- Born: January 10, 1897
- Died: March 19, 1978 (aged 81)

= Oswald Jonas =

Austrian musicologist (1897–1978)

Oswald Jonas (January 10, 1897 – March 19, 1978) was a music theorist and musicologist, and student of Heinrich Schenker. Despite Schenker's conservative nationalist views Jonas was an admirer of Karl Kraus.

In 1935, Jonas founded the Schenker Institut and began publishing Der Dreiklang with Felix Salzer. The Oswald Jonas Memorial Collection, housed at the University of California, Riverside Library, holds the complete diaries of Schenker and much of the correspondence and manuscripts of Erwin Ratz, Jonas's first student. His primary students include Felix Salzer, Ernst Oster, and Sylvan Kalib.

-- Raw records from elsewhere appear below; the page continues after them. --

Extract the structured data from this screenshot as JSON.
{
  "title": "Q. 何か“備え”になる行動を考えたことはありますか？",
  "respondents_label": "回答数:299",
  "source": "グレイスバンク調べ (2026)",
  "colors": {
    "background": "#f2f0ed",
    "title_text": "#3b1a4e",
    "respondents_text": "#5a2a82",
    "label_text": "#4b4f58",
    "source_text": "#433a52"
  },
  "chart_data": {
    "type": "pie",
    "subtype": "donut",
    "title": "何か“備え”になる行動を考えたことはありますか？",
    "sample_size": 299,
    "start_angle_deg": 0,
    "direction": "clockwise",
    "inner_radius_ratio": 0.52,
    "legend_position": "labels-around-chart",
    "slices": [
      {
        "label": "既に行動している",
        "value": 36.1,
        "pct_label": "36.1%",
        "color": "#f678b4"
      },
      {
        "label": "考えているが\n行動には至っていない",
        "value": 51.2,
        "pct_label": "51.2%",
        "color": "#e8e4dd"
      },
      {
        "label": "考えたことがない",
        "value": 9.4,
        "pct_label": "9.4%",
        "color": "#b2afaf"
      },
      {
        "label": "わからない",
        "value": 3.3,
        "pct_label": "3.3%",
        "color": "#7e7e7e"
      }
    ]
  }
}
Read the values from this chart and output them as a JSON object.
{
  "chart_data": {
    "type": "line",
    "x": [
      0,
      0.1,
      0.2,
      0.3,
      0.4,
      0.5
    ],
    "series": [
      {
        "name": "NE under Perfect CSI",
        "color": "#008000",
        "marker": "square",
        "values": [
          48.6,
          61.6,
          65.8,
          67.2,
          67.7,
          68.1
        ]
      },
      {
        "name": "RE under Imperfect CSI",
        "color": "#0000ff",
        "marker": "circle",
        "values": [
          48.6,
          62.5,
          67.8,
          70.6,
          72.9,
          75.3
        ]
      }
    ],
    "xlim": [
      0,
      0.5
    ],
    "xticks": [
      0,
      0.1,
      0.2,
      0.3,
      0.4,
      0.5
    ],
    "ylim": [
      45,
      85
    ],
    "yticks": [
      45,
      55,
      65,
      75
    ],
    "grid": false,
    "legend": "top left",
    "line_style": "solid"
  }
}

He taught at Roosevelt University in Chicago from 1941 to 1964, and then until his death he taught at the University of California Riverside, where his materials, as well as Schenker's Nachlass, is deposited in the Special Collections Library.

==See also==
- Klang (music)
- Schenkerian analysis

==Bibliography==
- (1982). Introduction to the Theory of Heinrich Schenker (1934: Das Wesen des musikalischen Kunstwerks: Eine Einführung in die Lehre Heinrich Schenkers). Trans. John Rothgeb. ISBN 0-582-28227-6.